Of those respondents, there were some very early adopters, with up to 45 percent saying they were "" familiar" "or" "very familiar" "with the OpenFog alliance.The main market driver of fog computing is real-time analysis of data streams, which was chosen by more than a quarter (26 per cent) of respondents, followed by lower network return trip costs (24 per cent) and improved application reliability (21 per cent).
The key points
Based on these premises, the survey report further identified eight key points for multi-tenant data center (MTDC) providers:
(1) streamlining public cloud use or making it safer for hosted services and private cloud options are becoming increasingly important for customers.
(2) as demand for off-site deployments grows, multi-tenant data center (MTDC) providers with interconnected or hosted services will benefit greatly.
(3) hosting providers and telecom operators are in a unique position to address the specific challenges of public cloud.
(4) iot is an opportunity that data center capacity service providers should not ignore.
(5) the emergence of the Internet of things has created a new battlefield for computing power positioning.
(6) the Internet of things will bring applications and workloads that require near real-time response (low latency), which determines that computing capacity may be closer to the edge of the network or devices to minimize transmission delay impact.
(7) fog computing/edge computing market will bring important cooperation opportunities.
(8) marketing focuses on disseminating data center services that support critical fog computing/edge computing.

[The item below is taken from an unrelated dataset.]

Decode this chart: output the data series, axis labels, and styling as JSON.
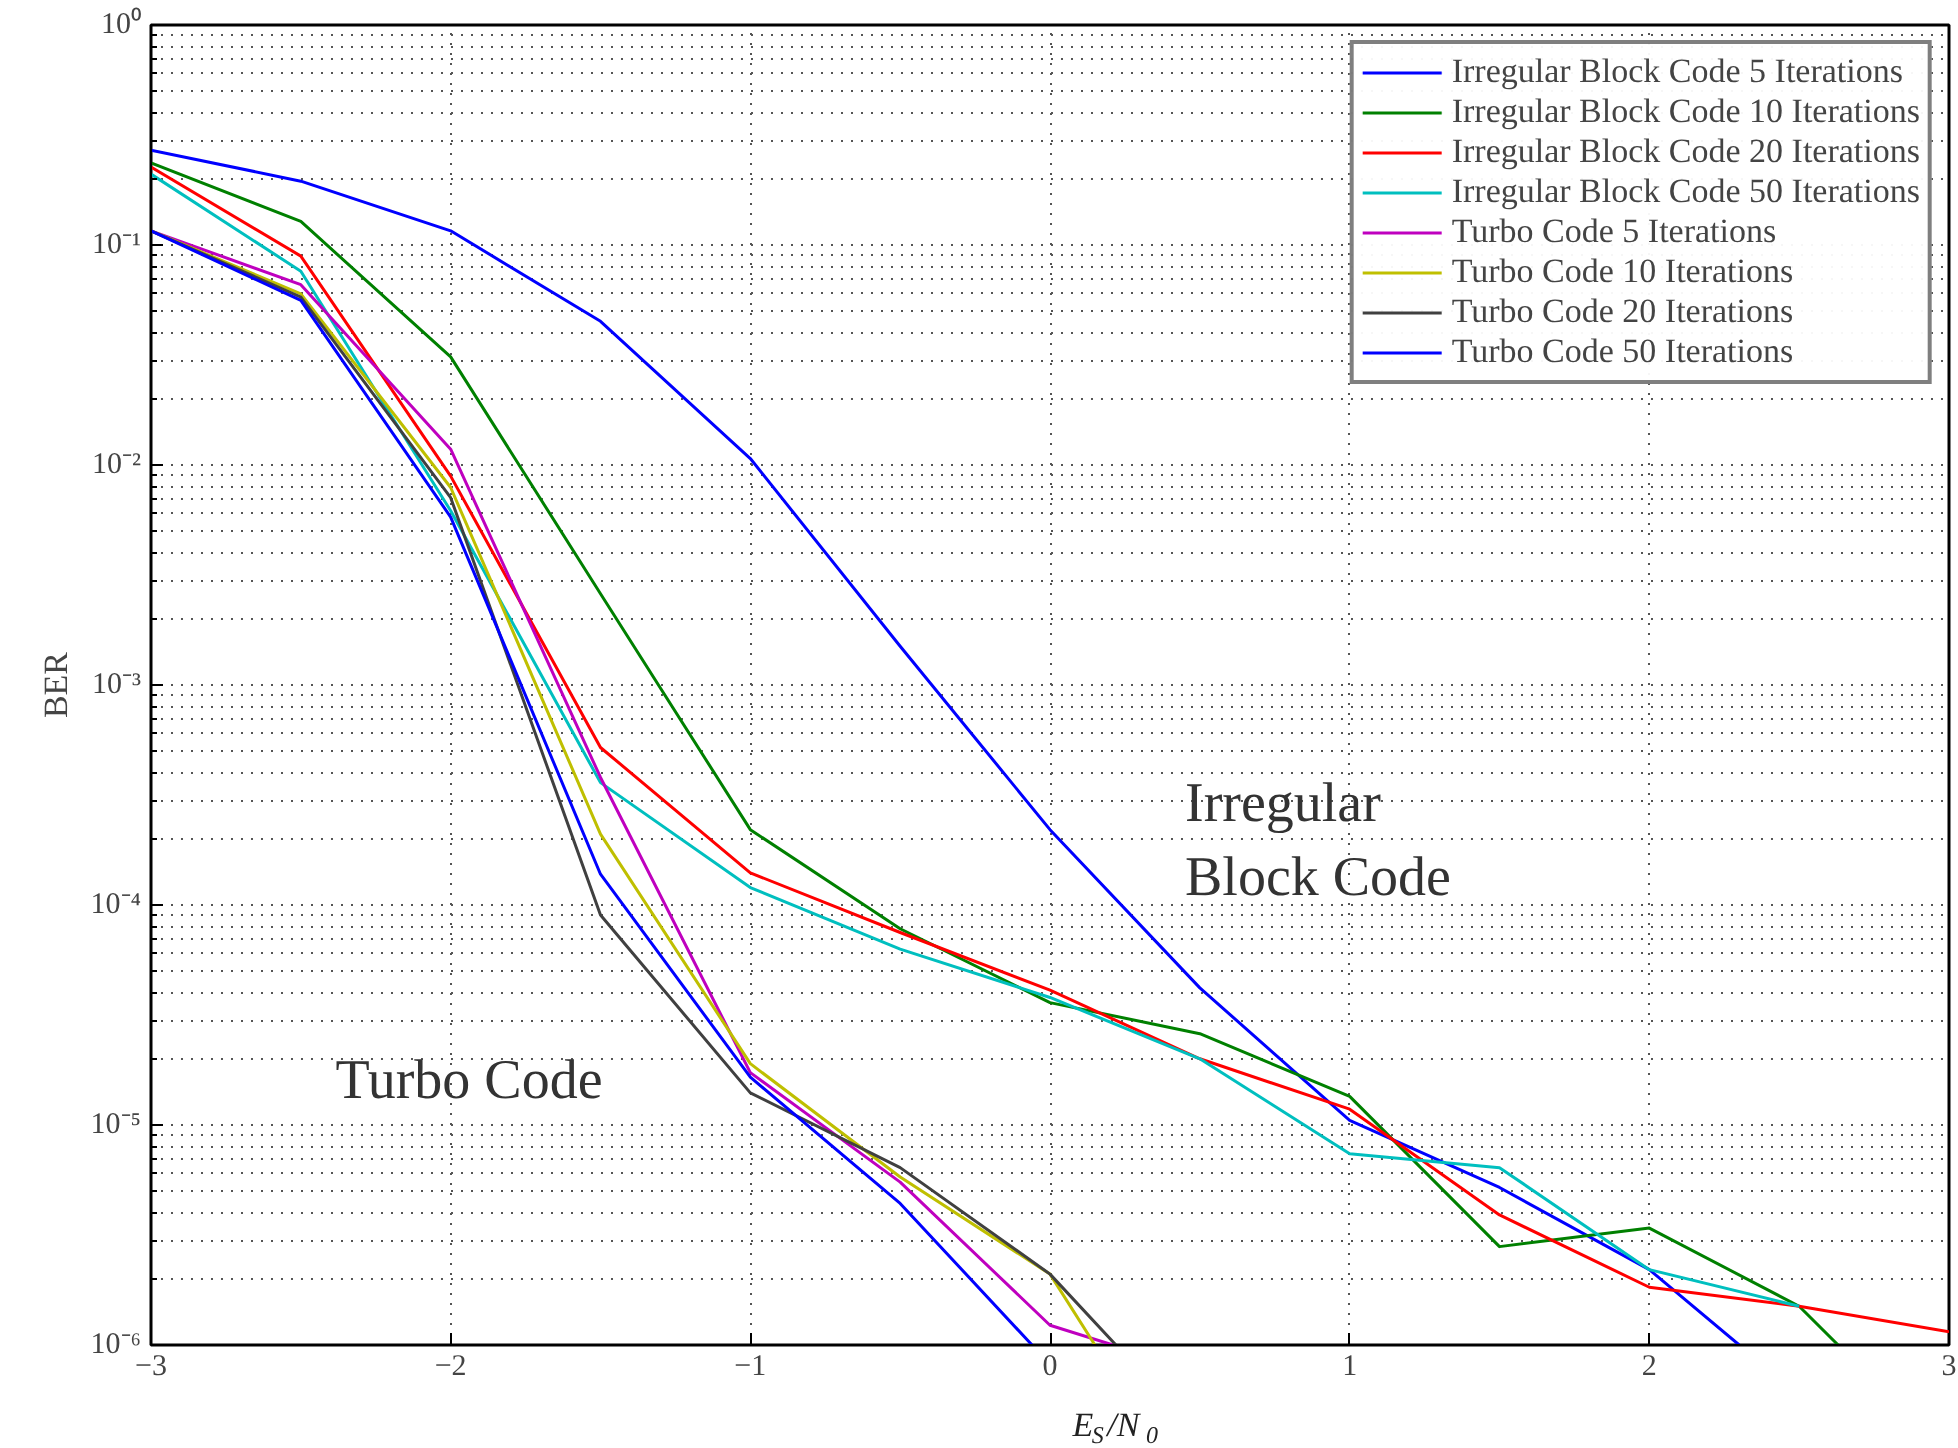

In addition to these key points, data center providers should also pay special attention to vertical industries and iot support in the countries/regions with the highest proportion in the mature planning stage.For example, the study found that Italy has the highest percentage of external organizations using cloud computing (67 percent), while China is most active in using web hosting as an iot data storage environment in the coming year.The biggest shift related to iot data storage is away from enterprise-owned data center facilities.While 71 per cent of the companies surveyed now store iot data internally, that number is expected to fall to 27 per cent in a year.
If one thing is clear, developments in cloud computing and the Internet of things will have a significant impact on data center demand.If data center providers are open to the opportunities these emerging technologies offer and the demand-driven power of renting data center space, it will enable them to enter new markets and stay ahead of the competition.